Discretization and concept hierarchy generation pdf
File Name: discretization and concept hierarchy generation .zip
- mining data streams in dwdm
- Data Discretization and Concept Hierarchy Generation
- Data discretization in data mining
The topic discussed in the attatchments below is of the course computer science and he subject data mining.
Ballou and G. Enhancing data quality in data warehouse environments. Dasu and T.
mining data streams in dwdm
A concept hierarchy for location. Due to space limitations, not all of the hierarchy nodes are shown, indicated by ellipses between nodes. Many concept hierarchies are implicit within the database schema. Concept Hierarchy reduce the data by collecting and replacing low level concepts such as numeric values for the attribute age by higher level concepts such as young, middle-aged, or senior. Concept hierarchy generation for numeric data is as follows: Binning see sections before Histogram analysis see sections before. The research in this dissertation is an important step forward of concept hierarchy con-struction.
Data Discretization and Concept Hierarchy Generation
Introduction: Data discretization techniques can be used to reduce the number of values for a given continuous attribute by dividing the range of the attribute into intervals. Interval labels can then be used to replace actual data values. Replacing numerous values of a continuous attribute by a small number of interval labels thereby reduces and simplifies the original data. This leads to a concise, easy-to-use, knowledge-level representation of mining results. Discretization techniques can be categorized based on how the discretization is performed, such as whether it uses class information or which direction it proceeds i.
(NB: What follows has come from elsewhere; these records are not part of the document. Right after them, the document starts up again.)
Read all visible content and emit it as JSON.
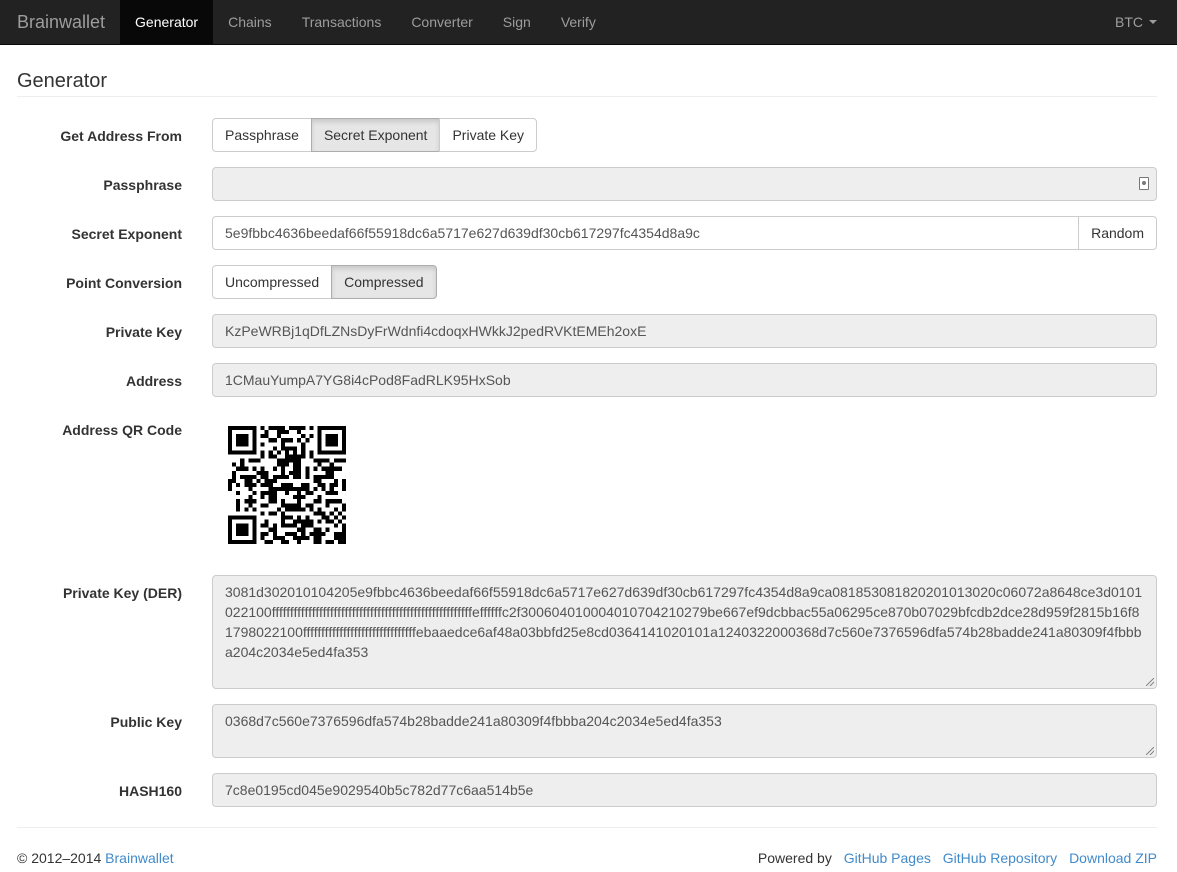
{
  "navbar": {
    "brand": "Brainwallet",
    "items": [
      {
        "label": "Generator",
        "active": true
      },
      {
        "label": "Chains"
      },
      {
        "label": "Transactions"
      },
      {
        "label": "Converter"
      },
      {
        "label": "Sign"
      },
      {
        "label": "Verify"
      }
    ],
    "currency": "BTC"
  },
  "page_title": "Generator",
  "form": {
    "get_address_from": {
      "label": "Get Address From",
      "options": [
        "Passphrase",
        "Secret Exponent",
        "Private Key"
      ],
      "selected": "Secret Exponent"
    },
    "passphrase": {
      "label": "Passphrase",
      "value": ""
    },
    "secret_exponent": {
      "label": "Secret Exponent",
      "value": "5e9fbbc4636beedaf66f55918dc6a5717e627d639df30cb617297fc4354d8a9c",
      "random_label": "Random"
    },
    "point_conversion": {
      "label": "Point Conversion",
      "options": [
        "Uncompressed",
        "Compressed"
      ],
      "selected": "Compressed"
    },
    "private_key": {
      "label": "Private Key",
      "value": "KzPeWRBj1qDfLZNsDyFrWdnfi4cdoqxHWkkJ2pedRVKtEMEh2oxE"
    },
    "address": {
      "label": "Address",
      "value": "1CMauYumpA7YG8i4cPod8FadRLK95HxSob"
    },
    "qr": {
      "label": "Address QR Code"
    },
    "der": {
      "label": "Private Key (DER)",
      "value": "3081d302010104205e9fbbc4636beedaf66f55918dc6a5717e627d639df30cb617297fc4354d8a9ca081853081820201013020c06072a8648ce3d0101022100fffffffffffffffffffffffffffffffffffffffffffffffffffffffeffffffc2f300604010004010704210279be667ef9dcbbac55a06295ce870b07029bfcdb2dce28d959f2815b16f81798022100fffffffffffffffffffffffffffffffebaaedce6af48a03bbfd25e8cd0364141020101a1240322000368d7c560e7376596dfa574b28badde241a80309f4fbbba204c2034e5ed4fa353"
    },
    "public_key": {
      "label": "Public Key",
      "value": "0368d7c560e7376596dfa574b28badde241a80309f4fbbba204c2034e5ed4fa353"
    },
    "hash160": {
      "label": "HASH160",
      "value": "7c8e0195cd045e9029540b5c782d77c6aa514b5e"
    }
  },
  "footer": {
    "copyright": "© 2012–2014 ",
    "brand_link": "Brainwallet",
    "powered_by": "Powered by",
    "links": [
      "GitHub Pages",
      "GitHub Repository",
      "Download ZIP"
    ]
  }
}
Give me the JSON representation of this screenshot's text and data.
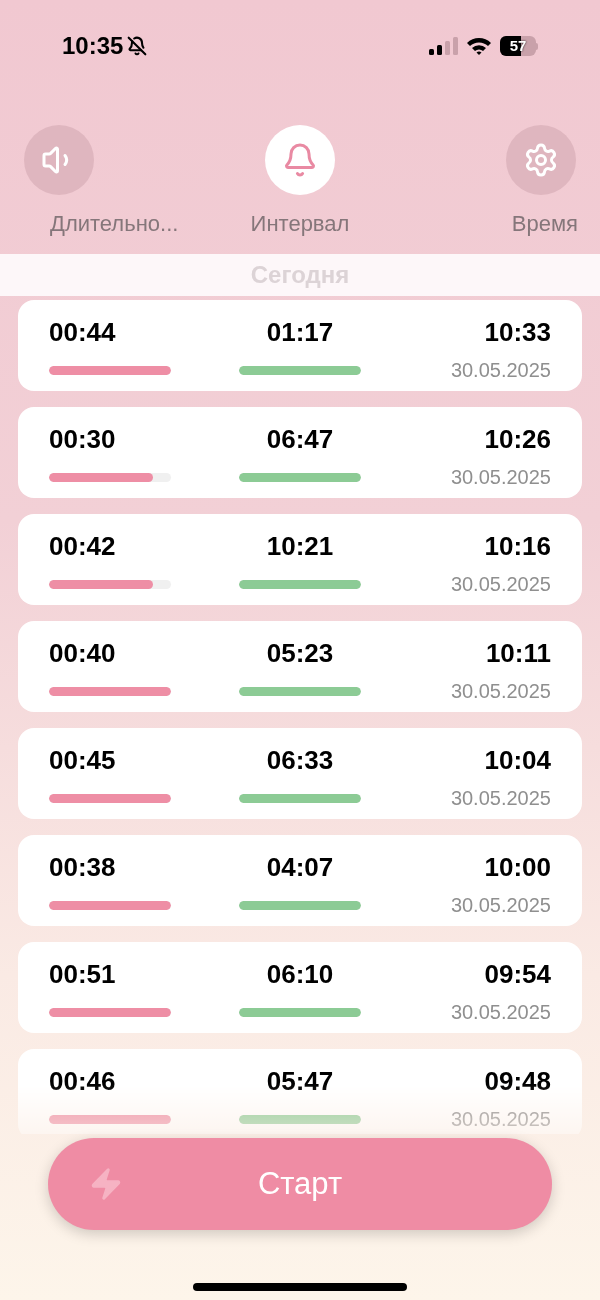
{
  "status_bar": {
    "time": "10:35",
    "battery": "57"
  },
  "tabs": [
    {
      "label": "Длительно...",
      "selected": false
    },
    {
      "label": "Интервал",
      "selected": true
    },
    {
      "label": "Время",
      "selected": false
    }
  ],
  "section_title": "Сегодня",
  "rows": [
    {
      "duration": {
        "text": "00:44",
        "level": 1
      },
      "interval": {
        "text": "01:17",
        "level": 1
      },
      "time": "10:33",
      "date": "30.05.2025"
    },
    {
      "duration": {
        "text": "00:30",
        "level": 0.85
      },
      "interval": {
        "text": "06:47",
        "level": 1
      },
      "time": "10:26",
      "date": "30.05.2025"
    },
    {
      "duration": {
        "text": "00:42",
        "level": 0.85
      },
      "interval": {
        "text": "10:21",
        "level": 1
      },
      "time": "10:16",
      "date": "30.05.2025"
    },
    {
      "duration": {
        "text": "00:40",
        "level": 1
      },
      "interval": {
        "text": "05:23",
        "level": 1
      },
      "time": "10:11",
      "date": "30.05.2025"
    },
    {
      "duration": {
        "text": "00:45",
        "level": 1
      },
      "interval": {
        "text": "06:33",
        "level": 1
      },
      "time": "10:04",
      "date": "30.05.2025"
    },
    {
      "duration": {
        "text": "00:38",
        "level": 1
      },
      "interval": {
        "text": "04:07",
        "level": 1
      },
      "time": "10:00",
      "date": "30.05.2025"
    },
    {
      "duration": {
        "text": "00:51",
        "level": 1
      },
      "interval": {
        "text": "06:10",
        "level": 1
      },
      "time": "09:54",
      "date": "30.05.2025"
    },
    {
      "duration": {
        "text": "00:46",
        "level": 1
      },
      "interval": {
        "text": "05:47",
        "level": 1
      },
      "time": "09:48",
      "date": "30.05.2025"
    }
  ],
  "start_button": {
    "label": "Старт"
  }
}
Data Discretization techniques can be used to divide the range of continuous attribute into intervals. Numerous continuous attribute values are replaced by small interval labels. This leads to a concise, easy-to-use, knowledge-level representation of mining results. If the process starts by first finding one or a few points called split points or cut points to split the entire attribute range, and then repeats this recursively on the resulting intervals, then it is called top-down discretization or splitting. If the process starts by considering all of the continuous values as potential split-points, removes some by merging neighborhood values to form intervals, then it is called bottom-up discretization or merging.
Data discretization in data mining
Skip to content. All Homes Search Contact. Each of these properties adds a challenge to data stream mining.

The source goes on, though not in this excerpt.